Proxy interception (JavaScript specifically)

Cap'n Web implements pipelining by returning a JavaScript Proxy from every RPC call rather than a real Promise. Every method invoked on the proxy is interpreted as a speculative pipelined call and shipped immediately. Cap'n Proto, in C++/Java/other languages, uses a more explicit promise type but the idea is the same: the returned value carries a reference to its future result that can be used before resolution.

Why it matters

  • Collapses round trips. Latency-bound workflows (auth → fetch → filter → return) become round-trip-count-invariant. For browser apps on mobile networks with 100–300 ms RTT, a 4-call chain drops from ~1 s to ~250 ms.
  • Eliminates the "waterfall" that motivated GraphQL. Cap'n Web's pitch is that pipelining gives you the same round-trip efficiency as a nested GraphQL query — without a new query language, schema DSL, resolver system, or client library. "GraphQL gave us a way to flatten REST's waterfalls. Cap'n Web lets us go even further: it gives you the power to model complex interactions exactly the way you would in a normal program, with no impedance mismatch." (Source: sources/2025-09-22-cloudflare-capn-web-rpc-for-browsers-and-web-servers)
  • Composes with capability returns. Because pipelining allows methods on a promised value, the authenticate(key).whoami() idiom — two logically-dependent calls — ships in one round trip, not two. See patterns/capability-returning-authenticate.
  • Foundational for .map() over promised arrays. Cap'n Web's record-replay DSL for .map() is implemented entirely via pipelining — the "DSL" the server interprets per array element is literally the pipelining protocol itself.

Trade-offs and pitfalls

  • Error propagation is tricky. If call N in a chain fails, downstream calls that referenced its result must be rejected — the RPC runtime must track dependency edges and propagate reject messages appropriately.
  • Cancellation semantics. The caller may await only the final promise; intermediate pushes are implicitly "don't-care unless someone pipelines off me." Cap'n Web's rule: a pull is only sent for results the application actually awaits, which means some pushed computations are fire-and-forget.
  • Not a caching layer. Pipelining is purely round-trip optimization; it does not dedupe repeated calls or cache results across requests.
  • Debuggability shifts. A single logical "call chain" is now multiple wire messages; tracing needs to correlate push IDs across messages, not just match request/response pairs.
  • Server CPU amplification risk. A malicious or misbehaving client can pipeline a deep chain of speculative calls; the server evaluates them eagerly. Capability model mitigates (the client has to already hold the relevant stubs) but rate-limits / depth-limits are still prudent.
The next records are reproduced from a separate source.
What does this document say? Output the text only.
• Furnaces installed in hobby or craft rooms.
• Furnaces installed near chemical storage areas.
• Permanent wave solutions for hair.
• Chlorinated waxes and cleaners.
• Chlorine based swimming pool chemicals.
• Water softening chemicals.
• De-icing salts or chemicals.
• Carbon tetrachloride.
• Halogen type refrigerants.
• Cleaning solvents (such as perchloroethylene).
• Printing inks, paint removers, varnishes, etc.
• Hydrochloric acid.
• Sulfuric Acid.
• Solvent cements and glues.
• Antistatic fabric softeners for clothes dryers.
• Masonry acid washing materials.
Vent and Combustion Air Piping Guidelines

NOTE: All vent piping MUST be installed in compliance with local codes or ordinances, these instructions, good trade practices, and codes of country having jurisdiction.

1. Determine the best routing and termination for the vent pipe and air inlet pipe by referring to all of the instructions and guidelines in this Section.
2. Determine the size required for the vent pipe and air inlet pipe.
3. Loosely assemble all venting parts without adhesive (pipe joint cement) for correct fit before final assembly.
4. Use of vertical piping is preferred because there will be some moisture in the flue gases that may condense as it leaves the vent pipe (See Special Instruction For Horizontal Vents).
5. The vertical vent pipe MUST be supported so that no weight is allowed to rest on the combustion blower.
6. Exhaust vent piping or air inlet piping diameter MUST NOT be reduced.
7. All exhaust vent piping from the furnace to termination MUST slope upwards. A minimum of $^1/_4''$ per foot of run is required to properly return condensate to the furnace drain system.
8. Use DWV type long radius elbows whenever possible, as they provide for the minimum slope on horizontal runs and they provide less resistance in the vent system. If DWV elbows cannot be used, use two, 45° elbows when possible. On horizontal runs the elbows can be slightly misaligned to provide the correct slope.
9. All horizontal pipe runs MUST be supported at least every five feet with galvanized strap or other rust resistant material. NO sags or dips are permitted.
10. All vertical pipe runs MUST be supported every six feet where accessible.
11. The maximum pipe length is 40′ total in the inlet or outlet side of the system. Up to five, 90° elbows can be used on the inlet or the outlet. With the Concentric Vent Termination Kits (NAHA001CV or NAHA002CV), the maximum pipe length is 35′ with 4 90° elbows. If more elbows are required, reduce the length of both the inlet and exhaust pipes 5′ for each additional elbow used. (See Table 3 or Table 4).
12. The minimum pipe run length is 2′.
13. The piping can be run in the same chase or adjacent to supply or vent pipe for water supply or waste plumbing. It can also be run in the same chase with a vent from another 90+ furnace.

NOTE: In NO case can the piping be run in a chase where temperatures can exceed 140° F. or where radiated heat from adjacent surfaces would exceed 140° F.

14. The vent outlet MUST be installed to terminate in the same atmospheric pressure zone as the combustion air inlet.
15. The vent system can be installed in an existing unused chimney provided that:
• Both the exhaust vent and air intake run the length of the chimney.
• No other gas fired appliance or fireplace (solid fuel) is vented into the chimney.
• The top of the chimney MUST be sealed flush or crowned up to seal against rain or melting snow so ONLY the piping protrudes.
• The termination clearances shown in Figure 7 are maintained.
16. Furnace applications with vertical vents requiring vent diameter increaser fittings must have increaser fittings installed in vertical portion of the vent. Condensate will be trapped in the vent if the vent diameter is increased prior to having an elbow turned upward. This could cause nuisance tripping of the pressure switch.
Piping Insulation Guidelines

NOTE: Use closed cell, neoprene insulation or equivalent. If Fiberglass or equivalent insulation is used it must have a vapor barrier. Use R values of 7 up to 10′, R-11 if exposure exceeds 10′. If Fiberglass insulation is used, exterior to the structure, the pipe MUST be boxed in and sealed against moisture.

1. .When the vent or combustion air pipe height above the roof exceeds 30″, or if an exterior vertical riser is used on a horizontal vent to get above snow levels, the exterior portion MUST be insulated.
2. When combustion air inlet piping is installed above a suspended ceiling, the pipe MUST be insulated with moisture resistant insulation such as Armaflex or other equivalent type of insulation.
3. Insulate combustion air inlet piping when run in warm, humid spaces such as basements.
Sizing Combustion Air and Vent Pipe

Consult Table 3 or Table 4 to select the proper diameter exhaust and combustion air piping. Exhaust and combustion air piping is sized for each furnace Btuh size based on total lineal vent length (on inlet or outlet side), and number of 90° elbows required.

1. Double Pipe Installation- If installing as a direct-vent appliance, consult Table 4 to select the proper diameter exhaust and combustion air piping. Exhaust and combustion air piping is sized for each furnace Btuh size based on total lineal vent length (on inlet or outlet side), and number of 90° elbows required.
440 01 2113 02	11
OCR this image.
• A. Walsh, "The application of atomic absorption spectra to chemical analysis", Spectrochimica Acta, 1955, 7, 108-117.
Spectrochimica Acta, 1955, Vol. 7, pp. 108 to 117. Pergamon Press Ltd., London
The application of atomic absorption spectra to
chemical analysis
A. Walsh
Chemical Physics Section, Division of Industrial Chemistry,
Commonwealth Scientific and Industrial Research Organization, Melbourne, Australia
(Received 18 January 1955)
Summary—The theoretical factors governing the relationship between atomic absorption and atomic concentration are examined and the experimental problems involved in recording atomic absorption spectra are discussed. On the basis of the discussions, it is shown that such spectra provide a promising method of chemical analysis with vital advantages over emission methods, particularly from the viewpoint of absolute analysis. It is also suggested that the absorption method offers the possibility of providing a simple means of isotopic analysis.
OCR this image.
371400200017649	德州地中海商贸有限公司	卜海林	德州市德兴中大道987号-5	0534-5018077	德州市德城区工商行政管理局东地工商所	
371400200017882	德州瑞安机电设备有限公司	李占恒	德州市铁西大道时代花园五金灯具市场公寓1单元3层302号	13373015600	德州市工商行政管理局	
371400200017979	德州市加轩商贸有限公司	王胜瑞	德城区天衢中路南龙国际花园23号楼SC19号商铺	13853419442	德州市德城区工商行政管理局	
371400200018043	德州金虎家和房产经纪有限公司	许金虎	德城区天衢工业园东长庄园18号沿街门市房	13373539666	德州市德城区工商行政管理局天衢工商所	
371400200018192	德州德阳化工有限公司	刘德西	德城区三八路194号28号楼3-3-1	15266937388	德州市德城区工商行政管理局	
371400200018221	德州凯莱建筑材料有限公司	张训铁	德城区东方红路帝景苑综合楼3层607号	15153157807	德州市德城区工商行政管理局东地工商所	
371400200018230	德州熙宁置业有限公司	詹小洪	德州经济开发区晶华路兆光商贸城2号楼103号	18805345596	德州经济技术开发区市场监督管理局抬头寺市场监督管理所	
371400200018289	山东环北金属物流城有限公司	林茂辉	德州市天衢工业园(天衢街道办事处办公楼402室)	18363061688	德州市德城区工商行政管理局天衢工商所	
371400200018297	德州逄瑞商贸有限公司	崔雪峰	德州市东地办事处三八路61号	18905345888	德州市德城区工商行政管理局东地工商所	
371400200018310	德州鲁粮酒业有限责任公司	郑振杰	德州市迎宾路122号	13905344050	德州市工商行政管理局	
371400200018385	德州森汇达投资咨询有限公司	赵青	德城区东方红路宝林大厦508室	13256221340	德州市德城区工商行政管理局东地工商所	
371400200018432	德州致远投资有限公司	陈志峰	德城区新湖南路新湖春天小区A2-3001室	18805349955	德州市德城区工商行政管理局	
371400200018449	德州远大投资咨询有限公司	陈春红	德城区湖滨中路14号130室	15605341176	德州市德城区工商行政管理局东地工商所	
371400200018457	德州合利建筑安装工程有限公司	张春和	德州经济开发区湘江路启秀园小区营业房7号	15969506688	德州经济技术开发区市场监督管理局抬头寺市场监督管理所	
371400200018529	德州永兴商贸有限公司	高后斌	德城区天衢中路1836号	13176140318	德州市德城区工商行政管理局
Relationship to other techniques

  • HTTP/2 multiplexing and HTTP/3 remove head-of-line blocking for independent requests — they do not help with dependent request chains. Promise pipelining specifically targets the dependent-chain case.
  • GraphQL nested queries achieve round-trip collapse for nested reads via a declarative query language; pipelining achieves the same for arbitrary method calls via an imperative language. Mutations-and-then-use-the-result is where the difference is most visible.
  • Apache Thrift / gRPC / JSON-RPC 2.0 do not offer promise pipelining; each dependent call costs a round trip.